So, I had plenty of excuses from the start, which is good. The logistics alone were ambitious. Just getting everything in the car would be hard. We had to fit two dogs, a sled, climbing packs, boots, skis and three people into a compact station wagon. If we cleared that first barrier, we then had to drive the better part of three hours, with a nervous Husky and a Malamute prone to motion sickness crammed in the rear compartment. The concentrated dog breath alone might justify turning around. We had plenty of reasons to fail, but the boys were motivated to go and, more importantly, didn’t know any better. No savvy adults would have consented to the endeavor.
The whole plan was to drive to Ten Sleep Canyon, ski and dog sled 3.5 miles down the fire road on the South side of the canyon to the frozen waterfall on Leigh Creek, climb, and come back. I looked at it as a climbing trip, which is how I rationalized even getting started. You see, no climbing trip can be taken as a given. It’s all provisional – if the weather, if the conditions, if the time, if the guidebook author is not a pathological liar, etc. Unlike some punk-ass managers and motivational speakers who say that planning for failure is planning to fail, climbers assume failure from the start of the expedition. Sure, we count out grams of food, lay out the gear, go through the pack again and again, and memorize route topos, but we also carry along our headlamps, space blankets and stoves. If the outcome of a trip was a foregone conclusion, we would probably stay home and watch a romantic comedy. The principle holds on the level of the meta-trip as well. In the words of my friend Andy, “Always bring all your gear,” on a climbing road trip.

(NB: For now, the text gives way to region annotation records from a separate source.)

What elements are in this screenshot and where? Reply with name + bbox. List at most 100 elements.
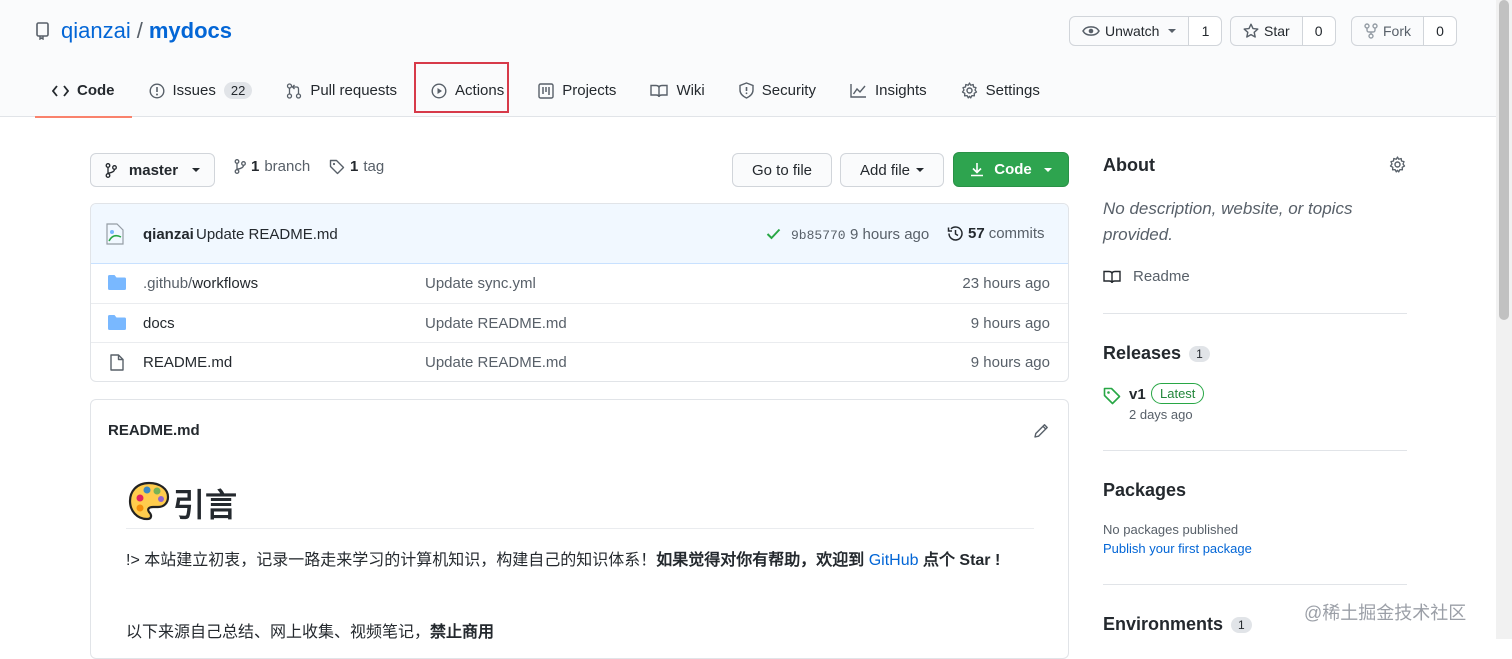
branch-icon bbox=[105, 162, 117, 178]
tab-label: Security bbox=[761, 82, 816, 99]
table-row[interactable]: README.md Update README.md 9 hours ago bbox=[91, 342, 1068, 381]
star-label: Star bbox=[1264, 23, 1290, 39]
check-icon[interactable] bbox=[766, 228, 781, 240]
readme-p2-bold: 禁止商用 bbox=[430, 624, 495, 641]
file-name-link[interactable]: README.md bbox=[143, 354, 232, 371]
releases-count-badge: 1 bbox=[1189, 345, 1210, 362]
table-row[interactable]: .github/workflows Update sync.yml 23 hou… bbox=[91, 264, 1068, 303]
avatar[interactable] bbox=[103, 221, 127, 247]
tab-pull-requests[interactable]: Pull requests bbox=[269, 64, 414, 117]
readme-p1-lead: !> 本站建立初衷，记录一路走来学习的计算机知识，构建自己的知识体系！ bbox=[126, 552, 657, 569]
about-heading: About bbox=[1103, 155, 1155, 175]
branch-select-button[interactable]: master bbox=[90, 153, 215, 187]
release-tag-link[interactable]: v1 bbox=[1129, 386, 1146, 403]
file-name: workflows bbox=[192, 275, 259, 292]
repo-owner-link[interactable]: qianzai bbox=[61, 18, 131, 44]
file-icon bbox=[110, 354, 124, 371]
tab-projects[interactable]: Projects bbox=[521, 64, 633, 117]
latest-release-badge: Latest bbox=[1151, 383, 1205, 404]
history-icon bbox=[947, 225, 964, 242]
pencil-icon[interactable] bbox=[1033, 422, 1050, 439]
readme-p1-bold-a: 如果觉得对你有帮助，欢迎到 bbox=[656, 552, 869, 569]
file-commit-message[interactable]: Update sync.yml bbox=[425, 275, 536, 292]
sidebar-divider bbox=[1103, 450, 1407, 451]
file-name-link[interactable]: docs bbox=[143, 315, 175, 332]
tab-issues[interactable]: Issues 22 bbox=[132, 64, 270, 117]
about-description: No description, website, or topics provi… bbox=[1103, 199, 1353, 244]
watchers-count[interactable]: 1 bbox=[1189, 17, 1222, 45]
repo-name-link[interactable]: mydocs bbox=[149, 18, 232, 44]
file-name-prefix: .github/ bbox=[143, 275, 193, 292]
file-commit-message[interactable]: Update README.md bbox=[425, 354, 567, 371]
project-icon bbox=[538, 82, 554, 99]
branch-count-label: branch bbox=[264, 158, 311, 175]
go-to-file-button[interactable]: Go to file bbox=[732, 153, 832, 187]
tab-settings[interactable]: Settings bbox=[944, 64, 1057, 117]
unwatch-button[interactable]: Unwatch bbox=[1070, 17, 1190, 45]
file-age: 9 hours ago bbox=[970, 354, 1050, 371]
repo-header: qianzai / mydocs Unwatch 1 Star 0 Fork 0… bbox=[0, 0, 1496, 118]
commit-message-link[interactable]: Update README.md bbox=[196, 226, 338, 243]
commit-author-link[interactable]: qianzai bbox=[143, 226, 194, 243]
add-file-label: Add file bbox=[859, 161, 911, 179]
tab-wiki[interactable]: Wiki bbox=[633, 64, 721, 117]
tab-insights[interactable]: Insights bbox=[833, 64, 944, 117]
tag-icon bbox=[329, 159, 345, 175]
sidebar-divider bbox=[1103, 584, 1407, 585]
file-list-box: qianzai Update README.md 9b85770 9 hours… bbox=[90, 203, 1069, 382]
file-name-link[interactable]: .github/workflows bbox=[143, 275, 258, 292]
issues-count-badge: 22 bbox=[223, 82, 253, 99]
publish-package-link[interactable]: Publish your first package bbox=[1103, 541, 1252, 556]
tab-label: Code bbox=[77, 82, 115, 99]
watch-button-group: Unwatch 1 bbox=[1069, 16, 1223, 46]
tab-security[interactable]: Security bbox=[722, 64, 833, 117]
readme-p1-bold-b: 点个 Star ! bbox=[918, 552, 1001, 569]
actions-tab-highlight-box bbox=[414, 62, 509, 113]
environments-heading[interactable]: Environments 1 bbox=[1103, 614, 1252, 635]
issue-icon bbox=[148, 82, 165, 99]
tags-link[interactable]: 1 tag bbox=[329, 158, 384, 175]
forks-count[interactable]: 0 bbox=[1424, 17, 1456, 45]
star-button[interactable]: Star bbox=[1231, 17, 1303, 45]
stargazers-count[interactable]: 0 bbox=[1302, 17, 1335, 45]
readme-box: README.md 引言 !> 本站建立初衷，记录一路走来学习的计算机知识，构建… bbox=[90, 399, 1069, 659]
scrollbar-thumb[interactable] bbox=[1499, 0, 1509, 320]
environments-count-badge: 1 bbox=[1231, 616, 1252, 633]
unwatch-label: Unwatch bbox=[1105, 23, 1160, 39]
file-commit-message[interactable]: Update README.md bbox=[425, 315, 567, 332]
code-icon bbox=[52, 84, 69, 98]
commit-count: 57 bbox=[968, 225, 985, 242]
star-icon bbox=[1243, 23, 1259, 39]
commit-sha-link[interactable]: 9b85770 bbox=[791, 228, 846, 243]
pull-request-icon bbox=[286, 82, 302, 99]
add-file-button[interactable]: Add file bbox=[840, 153, 944, 187]
watermark-text: @稀土掘金技术社区 bbox=[1304, 603, 1467, 623]
folder-icon bbox=[108, 315, 126, 330]
repo-title: qianzai / mydocs bbox=[35, 18, 232, 44]
release-date: 2 days ago bbox=[1129, 407, 1193, 422]
repo-separator: / bbox=[136, 18, 143, 43]
releases-heading[interactable]: Releases 1 bbox=[1103, 343, 1210, 364]
packages-heading[interactable]: Packages bbox=[1103, 480, 1186, 501]
file-age: 9 hours ago bbox=[970, 315, 1050, 332]
code-download-button[interactable]: Code bbox=[953, 152, 1069, 187]
folder-icon bbox=[108, 275, 126, 290]
table-row[interactable]: docs Update README.md 9 hours ago bbox=[91, 303, 1068, 342]
code-button-label: Code bbox=[994, 161, 1032, 178]
chevron-down-icon bbox=[192, 168, 201, 172]
github-link[interactable]: GitHub bbox=[869, 552, 919, 569]
branches-link[interactable]: 1 branch bbox=[234, 158, 310, 175]
gear-icon bbox=[961, 82, 978, 99]
commit-count-label: commits bbox=[988, 225, 1045, 242]
tab-label: Issues bbox=[172, 82, 216, 99]
commits-history-link[interactable]: 57 commits bbox=[947, 225, 1045, 242]
gear-icon[interactable] bbox=[1389, 156, 1406, 173]
download-icon bbox=[970, 162, 984, 177]
file-age: 23 hours ago bbox=[962, 275, 1050, 292]
page-scrollbar[interactable] bbox=[1496, 0, 1512, 639]
fork-button-group: Fork 0 bbox=[1351, 16, 1457, 46]
fork-button[interactable]: Fork bbox=[1352, 17, 1424, 45]
branch-icon bbox=[234, 159, 246, 174]
readme-link[interactable]: Readme bbox=[1103, 268, 1190, 285]
tab-code[interactable]: Code bbox=[35, 64, 132, 118]
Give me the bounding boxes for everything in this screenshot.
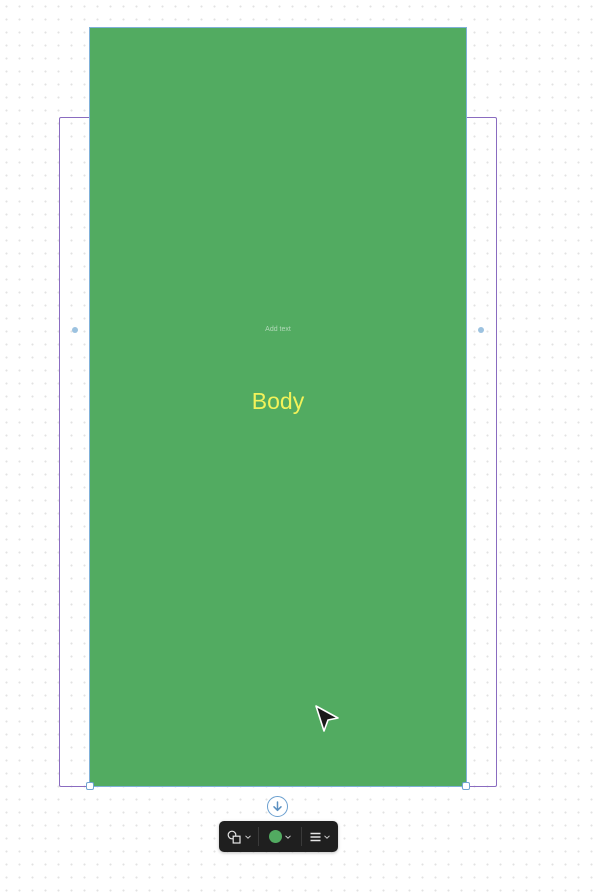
frame-right-connection-dot[interactable]: [478, 327, 484, 333]
add-connector-button[interactable]: [267, 796, 288, 817]
resize-handle-bottom-right[interactable]: [462, 782, 470, 790]
fill-color-button[interactable]: [259, 821, 300, 852]
shape-type-button[interactable]: [219, 821, 258, 852]
shape-label[interactable]: Body: [90, 388, 466, 415]
body-shape[interactable]: Add text Body: [90, 28, 466, 786]
frame-left-connection-dot[interactable]: [72, 327, 78, 333]
resize-handle-bottom-left[interactable]: [86, 782, 94, 790]
chevron-down-icon: [244, 834, 251, 839]
text-align-button[interactable]: [302, 821, 338, 852]
color-swatch-icon: [268, 830, 282, 843]
align-lines-icon: [310, 832, 321, 841]
context-toolbar: [219, 821, 338, 852]
arrow-pointer-icon: [315, 705, 339, 732]
arrow-down-icon: [273, 801, 282, 812]
add-text-placeholder[interactable]: Add text: [90, 326, 466, 333]
chevron-down-icon: [323, 834, 330, 839]
shapes-icon: [227, 830, 241, 844]
chevron-down-icon: [285, 834, 291, 839]
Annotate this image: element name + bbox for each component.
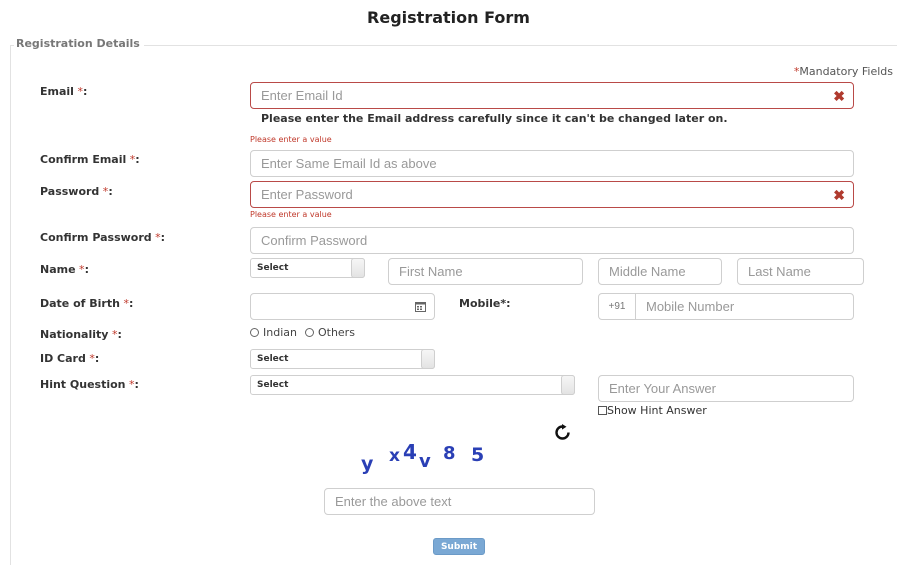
email-note: Please enter the Email address carefully… xyxy=(261,112,728,125)
confirm-email-placeholder: Enter Same Email Id as above xyxy=(261,156,437,171)
captcha-placeholder: Enter the above text xyxy=(335,494,452,509)
confirm-email-field[interactable]: Enter Same Email Id as above xyxy=(250,150,854,177)
section-legend: Registration Details xyxy=(14,37,144,50)
label-colon: : xyxy=(84,263,89,276)
first-name-placeholder: First Name xyxy=(399,264,463,279)
required-marker: * xyxy=(75,263,85,276)
hint-question-select-value: Select xyxy=(257,380,289,390)
captcha-char: x xyxy=(389,446,400,466)
required-marker: * xyxy=(99,185,109,198)
radio-indian[interactable] xyxy=(250,328,259,337)
password-label-text: Password xyxy=(40,185,100,198)
required-marker: * xyxy=(73,85,83,98)
required-marker: * xyxy=(151,231,161,244)
captcha-char: 8 xyxy=(443,443,456,464)
title-select-value: Select xyxy=(257,263,289,273)
email-error: Please enter a value xyxy=(250,135,332,144)
mobile-placeholder: Mobile Number xyxy=(646,299,735,314)
hint-question-label-text: Hint Question xyxy=(40,378,126,391)
captcha-image: y x 4 v 8 5 xyxy=(361,440,501,476)
show-hint-checkbox[interactable] xyxy=(598,406,607,415)
radio-others[interactable] xyxy=(304,328,314,337)
confirm-password-label: Confirm Password *: xyxy=(40,231,165,244)
mandatory-note: *Mandatory Fields xyxy=(794,65,893,78)
dob-field[interactable] xyxy=(250,293,435,320)
page-title: Registration Form xyxy=(367,8,530,27)
mobile-field[interactable]: +91 Mobile Number xyxy=(598,293,854,320)
dropdown-button[interactable] xyxy=(421,349,435,369)
nationality-label: Nationality *: xyxy=(40,328,122,341)
mandatory-text: Mandatory Fields xyxy=(799,65,893,78)
dob-label: Date of Birth *: xyxy=(40,297,133,310)
email-placeholder: Enter Email Id xyxy=(261,88,343,103)
last-name-placeholder: Last Name xyxy=(748,264,811,279)
dropdown-button[interactable] xyxy=(351,258,365,278)
show-hint-label: Show Hint Answer xyxy=(607,404,707,417)
confirm-password-label-text: Confirm Password xyxy=(40,231,152,244)
last-name-field[interactable]: Last Name xyxy=(737,258,864,285)
nationality-label-text: Nationality xyxy=(40,328,109,341)
country-code: +91 xyxy=(599,294,636,319)
captcha-input[interactable]: Enter the above text xyxy=(324,488,595,515)
required-marker: * xyxy=(125,378,135,391)
title-select[interactable]: Select xyxy=(250,258,365,278)
password-field[interactable]: Enter Password ✖ xyxy=(250,181,854,208)
label-colon: : xyxy=(94,352,100,365)
hint-answer-placeholder: Enter Your Answer xyxy=(609,381,716,396)
label-colon: : xyxy=(134,378,139,391)
required-marker: * xyxy=(119,297,129,310)
password-error: Please enter a value xyxy=(250,210,332,219)
dob-label-text: Date of Birth xyxy=(40,297,120,310)
label-colon: : xyxy=(135,153,140,166)
hint-question-label: Hint Question *: xyxy=(40,378,139,391)
nationality-options: Indian Others xyxy=(250,326,355,339)
label-colon: : xyxy=(108,185,113,198)
required-marker: * xyxy=(126,153,136,166)
label-colon: : xyxy=(160,231,166,244)
show-hint-row: Show Hint Answer xyxy=(598,404,707,417)
password-placeholder: Enter Password xyxy=(261,187,353,202)
email-field[interactable]: Enter Email Id ✖ xyxy=(250,82,854,109)
dropdown-button[interactable] xyxy=(561,375,575,395)
email-label: Email *: xyxy=(40,85,87,98)
submit-button[interactable]: Submit xyxy=(433,538,485,555)
captcha-char: 4 xyxy=(403,440,417,464)
email-label-text: Email xyxy=(40,85,74,98)
hint-question-select[interactable]: Select xyxy=(250,375,575,395)
hint-answer-field[interactable]: Enter Your Answer xyxy=(598,375,854,402)
mobile-label: Mobile*: xyxy=(459,297,511,310)
name-label: Name *: xyxy=(40,263,89,276)
refresh-icon[interactable] xyxy=(554,424,571,446)
radio-indian-label: Indian xyxy=(263,326,297,339)
radio-others-label: Others xyxy=(317,326,355,339)
captcha-char: y xyxy=(361,453,374,475)
calendar-icon[interactable] xyxy=(406,294,434,319)
fieldset-border-left xyxy=(10,45,11,565)
middle-name-field[interactable]: Middle Name xyxy=(598,258,722,285)
name-label-text: Name xyxy=(40,263,76,276)
confirm-email-label-text: Confirm Email xyxy=(40,153,127,166)
id-card-label-text: ID Card xyxy=(40,352,86,365)
confirm-password-placeholder: Confirm Password xyxy=(261,233,368,248)
required-marker: * xyxy=(85,352,95,365)
label-colon: : xyxy=(128,297,134,310)
first-name-field[interactable]: First Name xyxy=(388,258,583,285)
id-card-select-value: Select xyxy=(257,354,289,364)
middle-name-placeholder: Middle Name xyxy=(609,264,686,279)
password-label: Password *: xyxy=(40,185,113,198)
label-colon: : xyxy=(117,328,122,341)
close-icon[interactable]: ✖ xyxy=(833,188,845,202)
id-card-select[interactable]: Select xyxy=(250,349,435,369)
label-colon: : xyxy=(82,85,88,98)
captcha-char: v xyxy=(419,451,431,472)
confirm-password-field[interactable]: Confirm Password xyxy=(250,227,854,254)
id-card-label: ID Card *: xyxy=(40,352,99,365)
close-icon[interactable]: ✖ xyxy=(833,89,845,103)
captcha-char: 5 xyxy=(471,444,485,466)
confirm-email-label: Confirm Email *: xyxy=(40,153,140,166)
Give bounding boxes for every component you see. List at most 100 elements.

The trick to making it all seem worthwhile is to declare victory early and often. Fitting the gear and the dogs in the car, we win. Arriving at the parking lot with a car free of dog puke, we win. Getting the sled assembled without any missing parts, we win. There is an art to winning the climbing game. There is a very similar art to losing it, too. You want to have a good look before you back off, and know just what you are looking for. You want to know just how thin the ice can be before you won’t risk it. You want to know just how late it can be before you need to turn around. You also want to be able to look for reasons to ignore your metrics. You want to be able to see that the weather man was wrong about the high pressure system or listen to last night’s burrito festering in your guts right at the start of the route.
For us, the snow conditions were the reason. As it crested the Southern rim of the canyon, the sun beat fluffy snowfall from the previous three days into mashed potatoes. By the time we’d gone half way, the dogs had stopped twice and their tongues were slapping their paws as they plodded along. The oldest kid was leaning on the sled handle. We were still on schedule, however.
“We’re just about half-way,” I noted, “Do you want to keep going?”
“Yes!” the older boy snapped.
This is the hammerhead mentality: “I pound on things, and that’s it. Now shut up and show me the next nail.”
It takes a few swings to deflect a hammerhead’s intention. After ten more minutes and a small hill, I asked again.
“Do you want to keep going? We have all this to reverse…”
“No,” he admitted, “Goddamit!”
He was mad at me and the dogs and himself. I assured him though, that we would be back in the next couple of weeks, without the dogs, for a meta-swing, and he was happy again. That is the final piece to the art of losing at climbing – the art of losing without losing. The game is over when you say so. You can always change the rules and call for another period.